Entwicklung, Differenzierung und Homöostase hängen von spezifischen Genexpressionsprogrammen ab, die durch Signalisierungsereignisse bestimmt werden, die die Chromatinstruktur modulieren und somit bestimmen, ob ein spezifisches Gen zell- und zeitabhängig aktiviert oder unterdrückt wird. Während der T-Zell-Entwicklung müssen spezifische Genexpressionsprogramme etabliert werden, um die Reifung von T-Zell-Vorläufern vom doppelnegativen (DN) zum ein-positiven (SP) -Zustand zu bestimmen, indem sie mehrere Zwischenstufen 1 durchlaufen. Wie das Genexpressionsprogramm während der T-Zell-Entwicklung dynamisch reguliert wird, wurde in den vergangenen Jahren von mehreren Laboratorien 2 , 3 , 4 , 5 , 6 weitgehend untersucht.
Durch posttranslationale Modifikationen (PTMs) von Histonen, der Austausch vonKanonische Histone mit Histonvarianten, Nukleosomen-Räumung und DNA-Methylierung regulieren den ON / OFF-Schalter von Genen. Mehrere Gruppen haben die genomweite Verteilung von PTMs und Histonvarianten untersucht, um Markierungen zu bestimmen, die mit verschiedenen Chromatinzuständen an den proximalen und distalen regulatorischen Regionen 7 , 8 , 9 , 10 assoziiert sind. Signalisierungskaskaden orchestrieren die dynamische Chromatinregelung über den Austausch von positiven und negativen chromatinmodifizierenden Enzymen (auch als Chromatinmodifikatoren bekannt) an spezifischen Enhancer-Elementen. Diese Chromatin-Modifizierungsmittel regulieren die Chromatinstruktur und damit die Transkriptionsausgabe beispielsweise durch dynamische Histon-Methylierung und Acetylierung. Dies ist der Fall in dem Notch-Signalweg 11 , 12 , 13 ,14
Dynamische Histon-PTMs; Austausch mit Histonvarianten; Und die dynamische Belegung von Histonen, Transkriptionsfaktoren und Cofaktoren können durch Chromatin-Immunpräzipitation (ChIP) -Assays untersucht werden. Hochspezifische Antikörper werden verwendet, um spezifische DNA-Protein-Komplexe zu reinigen, und die gereinigte DNA wird durch quantitative PCR (qPCR) analysiert; Tiefsequenzierung (ChIP-Seq); Oder, seltener heutzutage, Hybridisierung mit Mikroarray (ChIP-ChIP).
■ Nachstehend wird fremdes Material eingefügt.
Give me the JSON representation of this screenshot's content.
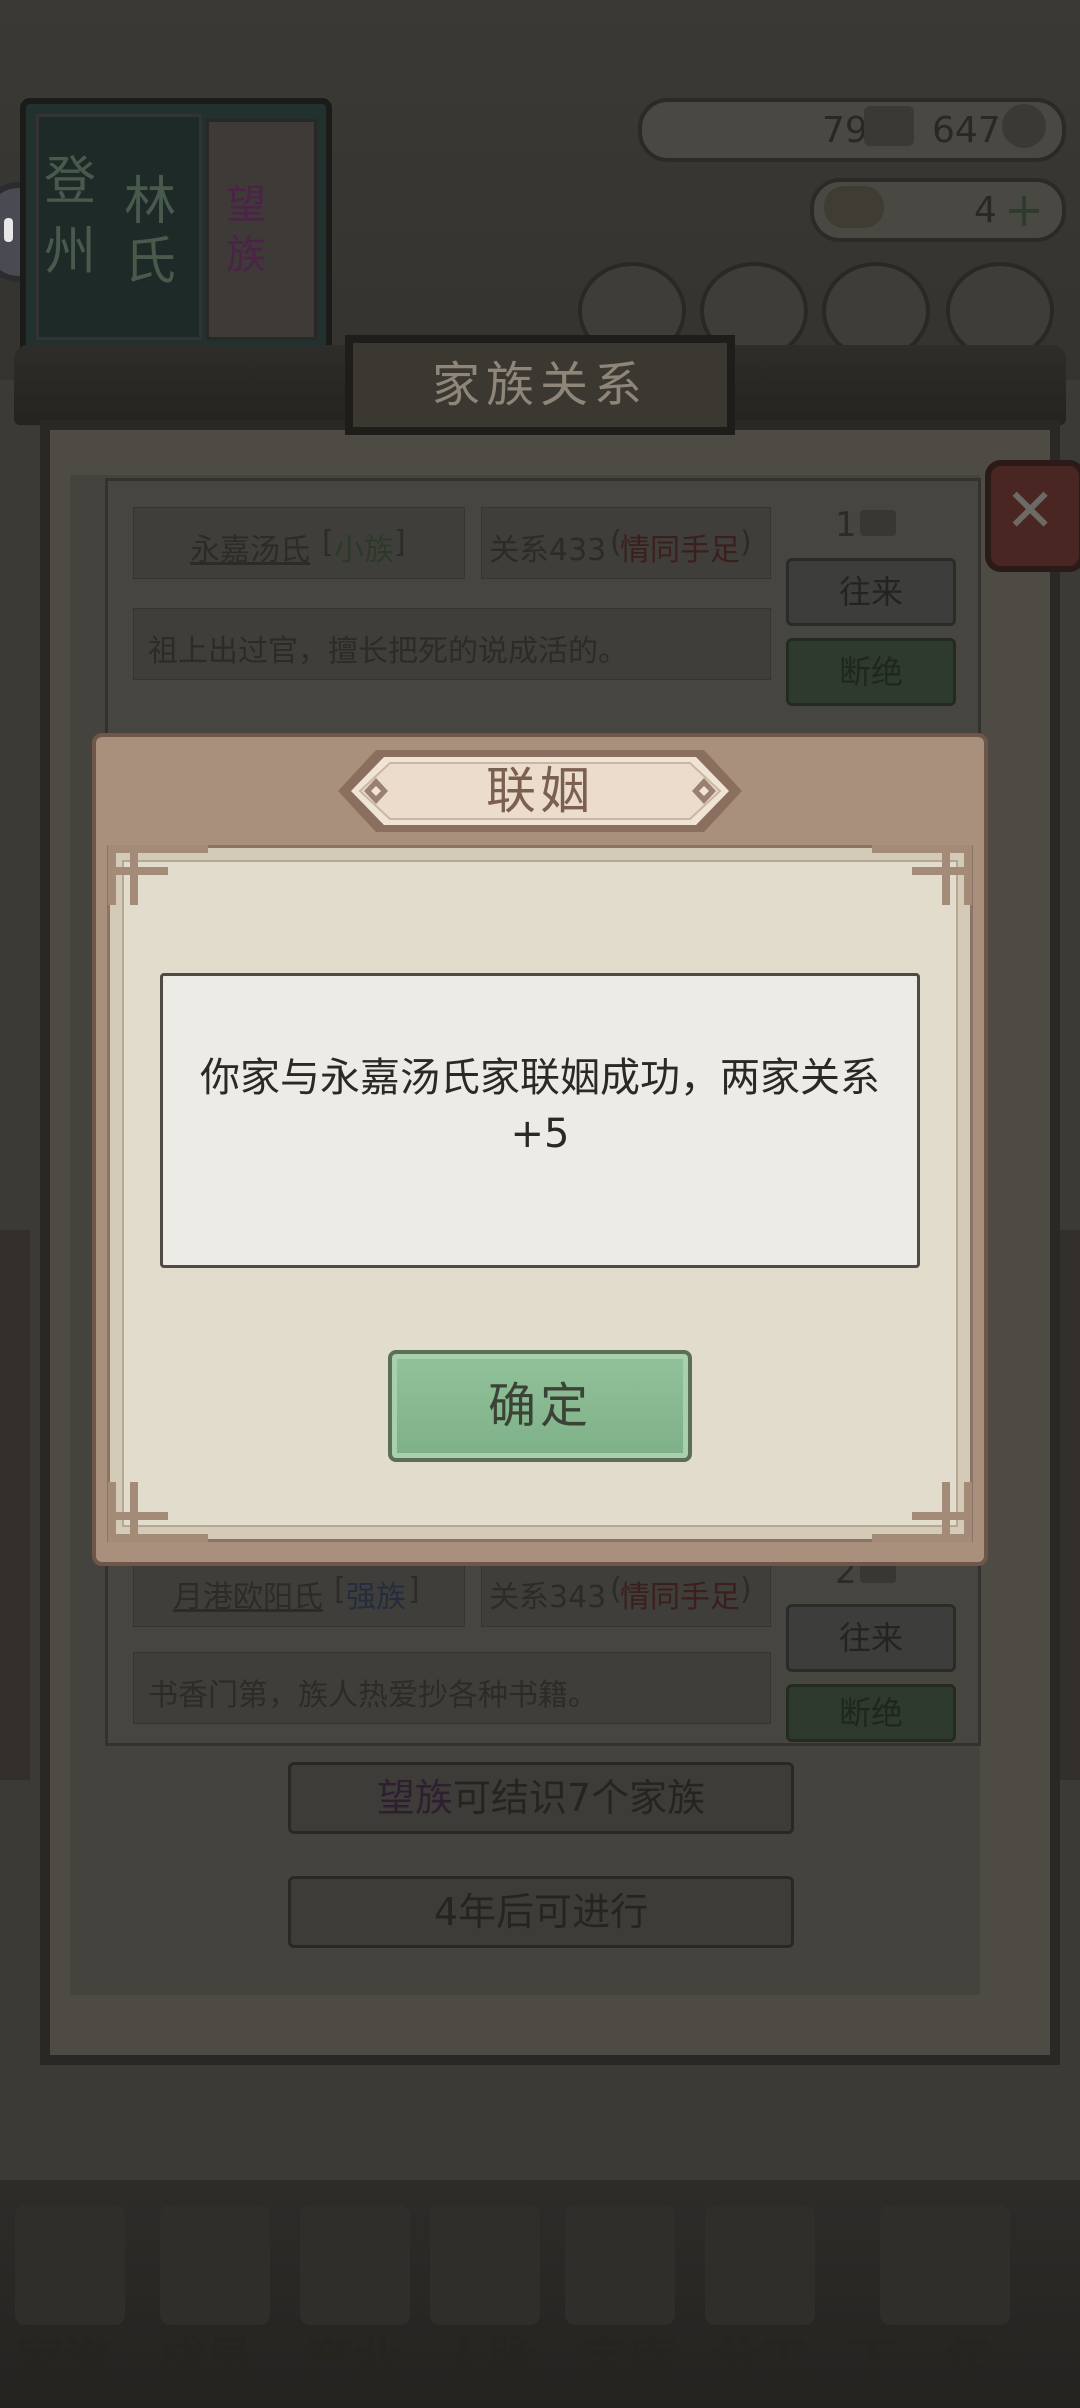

ChIP-Assays sind manchmal anspruchsvoll aufgrund von Komplikationen mit der Lyse der Zellen, Scherung des Chromatins und / oder geringer Spezifität der Antikörper. Es wurden mehrere Strategien zur Verbesserung des Protokolls verabschiedet, wie es bei NEXSON 15 der Fall ist. Die Verwendung von Kühlwasser-Bad-Sonicatoren vermeidet Probenerwärmung, die die auf dem zu untersuchenden Protein vorhandenen Epitope beschädigen könnte, aber die Energie, die für das Scheren der Proben erforderlich ist, wird in das Wasser dispergiert.Eine weitere Verbesserung wurde mit der Entwicklung von fokussierten Ultraschallgeräten gemacht, die die Verteilung der Energie verhindern. Daher ermöglichen fokussierte Ultraschallgeräte Verbesserungen bei der Zelllyse und Chromatinscherung, eliminieren durch Operator-induzierte Variationen und erhöhen die Reproduzierbarkeit erheblich.
Diese Arbeit beschreibt ein Protokoll (schematische Übersicht in Abbildung 1 ), um das ChIP von Histonproteinen in einer reifen Maus-T-Zelllinie mit der Bezeichnung E2-10HA 16 , 17 effizient durchzuführen. T-Zellen sind in der Regel schwer zu lysieren, und die Scherung ihrer Chromatin wurde offenbart, um ineffizient zu sein. In diesem Protokoll, das einen kühlenfokussierten Ultraschallgerät nutzt, wurden die Anzahl der Zellen, der Lysepuffer und die Schereinstellung für die E2-10HA-Maus-T-Zelllinie optimiert. Dieses Protokoll erlaubt es, ChIP mit hoher Reproduzierbarkeit und in einer angemessenen Zeit durchzuführen. In der Tat, es requirEs etwa zwei Tage, um das Chromatin zu scheren und die Qualität der Scherung zu bewerten, und drei Tage, um die Immunpräzipitation durchzuführen, die Vernetzung umzukehren und die DNA zu reinigen.